Defendants pointed out that Plaintiff’s delay in serving the complaint was anything but short. In fact, Plaintiff served her complaint 79 days after Defendants’ demand, 118 days after service of the summons with notice, and two full weeks after Defendants served their motion to dismiss.

Defendants further argued that the excuse for the delay proffered by Plaintiff’s attorney was unreasonable because the notice of appearance identified the correct defendant and hence, there was no need for additional research.

Defendants also pointed out that the complaint pled identical, repetitive allegations against all five SelectQuote entities and hence, it was not necessary for Plaintiff to identify the correct corporate name in order to prepare the complaint.

The Court agreed with Defendants, finding that Plaintiff’s purported excuses were unreasonable under the circumstances. Importantly, the Court noted that “[e]ven if plaintiff’s attorney had a legitimate need to research the name of the correct corporate entity, it did not absolve plaintiff of the obligation to serve a duly demanded complaint within the time allowed by statute.”

Additionally, the Court noted that the complaint Plaintiff finally served “was not limited to allegations against the ‘correct’ SelectQuote defendant” and hence, Plaintiff had all of the necessary information at the time the summons was served to assert the general allegations that were ultimately put into her complaint.

Finally, the Court found that Plaintiff’s affidavit of merit fell “well short” of establishing her prima facie case, and dismissed the action.

Moral of the story? Calendar your deadlines – especially the statutory ones.

In an action for breach of contract, Pulp Fiction and Reservoir Dogs star Harvey Keitel sued E*Trade based upon a Term Sheet entered into between Keitel and advertising agency Ogilvey & Mather NY (“Ogilvey”) for the actor to do three commercials.   The case, Keitel v E*Trade Fin. Corp. (Sup Ct, NY County, Apr. 17, 2017) (Ramos, J.),  was filed in 2015 after E*Trade decided not to move forward with Keitel in its advertising campaign.

After the initial motion to dismiss was granted by the Court in March 2016, Keitel was granted leave to amend based upon additional facts learned through discovery. In his amended complaint, Keitel alleged that the totality of circumstances – including exchanges of emails and internal communications between E*Trade and Ogilvey — demonstrated an intent to be bound.

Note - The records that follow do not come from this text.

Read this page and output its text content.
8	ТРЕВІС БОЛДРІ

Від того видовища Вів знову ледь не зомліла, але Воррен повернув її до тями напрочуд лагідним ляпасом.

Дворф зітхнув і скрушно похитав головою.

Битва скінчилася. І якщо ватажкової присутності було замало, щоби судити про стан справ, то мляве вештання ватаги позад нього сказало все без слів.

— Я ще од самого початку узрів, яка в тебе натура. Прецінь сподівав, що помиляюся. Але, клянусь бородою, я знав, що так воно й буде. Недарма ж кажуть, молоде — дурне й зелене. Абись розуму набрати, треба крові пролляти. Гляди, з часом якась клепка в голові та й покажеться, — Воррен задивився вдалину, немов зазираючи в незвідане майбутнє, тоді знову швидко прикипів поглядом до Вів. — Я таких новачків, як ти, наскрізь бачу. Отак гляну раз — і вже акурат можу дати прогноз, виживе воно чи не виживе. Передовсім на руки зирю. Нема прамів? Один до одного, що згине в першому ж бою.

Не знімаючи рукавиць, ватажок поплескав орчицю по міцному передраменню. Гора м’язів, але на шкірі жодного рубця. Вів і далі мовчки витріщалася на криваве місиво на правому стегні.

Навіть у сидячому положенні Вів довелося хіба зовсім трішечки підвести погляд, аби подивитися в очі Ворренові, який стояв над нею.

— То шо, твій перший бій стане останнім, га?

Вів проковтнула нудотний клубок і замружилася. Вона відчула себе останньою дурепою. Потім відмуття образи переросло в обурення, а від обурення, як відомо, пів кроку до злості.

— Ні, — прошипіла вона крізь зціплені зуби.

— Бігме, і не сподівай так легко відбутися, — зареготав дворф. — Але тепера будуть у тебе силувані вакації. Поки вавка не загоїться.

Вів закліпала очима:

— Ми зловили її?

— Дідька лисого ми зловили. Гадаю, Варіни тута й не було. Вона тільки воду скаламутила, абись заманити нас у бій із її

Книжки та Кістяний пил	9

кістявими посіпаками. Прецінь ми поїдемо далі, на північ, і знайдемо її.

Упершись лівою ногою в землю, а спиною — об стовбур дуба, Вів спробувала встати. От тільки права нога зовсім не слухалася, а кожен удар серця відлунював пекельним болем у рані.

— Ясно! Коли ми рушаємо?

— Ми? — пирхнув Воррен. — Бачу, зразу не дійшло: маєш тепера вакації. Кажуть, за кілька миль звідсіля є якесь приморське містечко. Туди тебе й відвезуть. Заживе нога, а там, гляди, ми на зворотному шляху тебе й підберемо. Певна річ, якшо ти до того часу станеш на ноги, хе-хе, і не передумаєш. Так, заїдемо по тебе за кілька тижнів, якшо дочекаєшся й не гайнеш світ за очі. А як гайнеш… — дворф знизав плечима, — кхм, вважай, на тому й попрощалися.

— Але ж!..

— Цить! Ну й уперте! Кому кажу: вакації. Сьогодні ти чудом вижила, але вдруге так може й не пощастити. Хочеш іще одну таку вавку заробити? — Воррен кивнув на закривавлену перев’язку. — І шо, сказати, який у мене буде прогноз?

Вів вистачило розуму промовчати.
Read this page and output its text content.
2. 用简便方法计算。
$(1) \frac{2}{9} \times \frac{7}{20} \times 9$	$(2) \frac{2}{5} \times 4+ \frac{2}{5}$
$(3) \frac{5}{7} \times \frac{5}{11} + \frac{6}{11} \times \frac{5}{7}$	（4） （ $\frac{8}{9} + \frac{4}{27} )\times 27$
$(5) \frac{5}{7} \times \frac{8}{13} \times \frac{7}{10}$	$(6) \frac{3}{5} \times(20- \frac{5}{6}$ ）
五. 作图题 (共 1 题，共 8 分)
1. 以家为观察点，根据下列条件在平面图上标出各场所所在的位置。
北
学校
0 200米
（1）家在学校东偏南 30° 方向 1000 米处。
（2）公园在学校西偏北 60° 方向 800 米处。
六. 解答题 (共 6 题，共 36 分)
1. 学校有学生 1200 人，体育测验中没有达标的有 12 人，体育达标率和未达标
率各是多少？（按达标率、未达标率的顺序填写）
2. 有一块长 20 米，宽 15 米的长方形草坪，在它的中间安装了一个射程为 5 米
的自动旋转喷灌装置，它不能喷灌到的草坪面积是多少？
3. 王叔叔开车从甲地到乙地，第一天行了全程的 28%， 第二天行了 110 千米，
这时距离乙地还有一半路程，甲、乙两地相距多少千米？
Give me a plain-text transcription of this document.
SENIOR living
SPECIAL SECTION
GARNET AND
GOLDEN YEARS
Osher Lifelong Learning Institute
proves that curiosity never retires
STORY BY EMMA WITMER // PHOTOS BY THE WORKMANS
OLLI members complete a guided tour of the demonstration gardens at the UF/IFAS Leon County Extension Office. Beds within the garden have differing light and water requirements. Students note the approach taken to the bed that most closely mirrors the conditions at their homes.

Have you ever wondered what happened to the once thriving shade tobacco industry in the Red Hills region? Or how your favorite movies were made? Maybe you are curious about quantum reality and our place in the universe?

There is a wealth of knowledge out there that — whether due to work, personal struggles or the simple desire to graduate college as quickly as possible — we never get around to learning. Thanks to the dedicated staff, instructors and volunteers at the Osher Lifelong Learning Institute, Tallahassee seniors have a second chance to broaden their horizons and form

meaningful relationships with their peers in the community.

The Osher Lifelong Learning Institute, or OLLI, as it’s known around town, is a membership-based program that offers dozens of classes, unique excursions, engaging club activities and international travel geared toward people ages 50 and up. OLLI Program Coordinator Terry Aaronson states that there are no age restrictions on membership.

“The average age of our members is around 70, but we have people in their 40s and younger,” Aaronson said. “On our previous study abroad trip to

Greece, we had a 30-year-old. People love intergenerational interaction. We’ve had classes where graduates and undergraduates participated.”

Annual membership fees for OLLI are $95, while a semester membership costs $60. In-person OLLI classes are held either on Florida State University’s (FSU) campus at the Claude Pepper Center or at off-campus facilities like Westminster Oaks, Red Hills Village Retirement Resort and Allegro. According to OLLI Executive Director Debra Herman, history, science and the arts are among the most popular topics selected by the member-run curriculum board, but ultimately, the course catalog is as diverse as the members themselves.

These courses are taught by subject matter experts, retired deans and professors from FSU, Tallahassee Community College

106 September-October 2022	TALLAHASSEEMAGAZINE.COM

In ruling on E*Trade’s motion to dismiss the amended complaint, Justice Ramos disagreed with Keitel. In granting the motion, the Court noted that the Term Sheet states clearly that, “neither party shall be bound until the parties execute a more formal written agreement”, which was never done.  Since the Court found the Term Sheet unambiguous, resort to extrinsic evidence was unnecessary.  Even looking at the proffered extrinsic evidence, however, the Court observed that there was simply no “meeting of the minds”.  Justice Ramos also noted that this was not like PMJ Capital Corp. v PAF Capital, LLC, where there were negotiations and a finalized term sheet “ready for execution.” Finally, E*Trade’s “kill fees” of $150,000 was considered inadmissible evidence of liability under CPLR 4547.

Query whether, as pleaded in the amended complaint, were the subsequent communications between the parties enough to effectuate a waiver of the “neither party shall be bound” clause?   For a good discussion on when these “neither party shall be bound” clauses should be ignored, see Justice McGuire’s dissenting 0pinion in Jordan Panel Sys. Corp. Turner Constr. Co.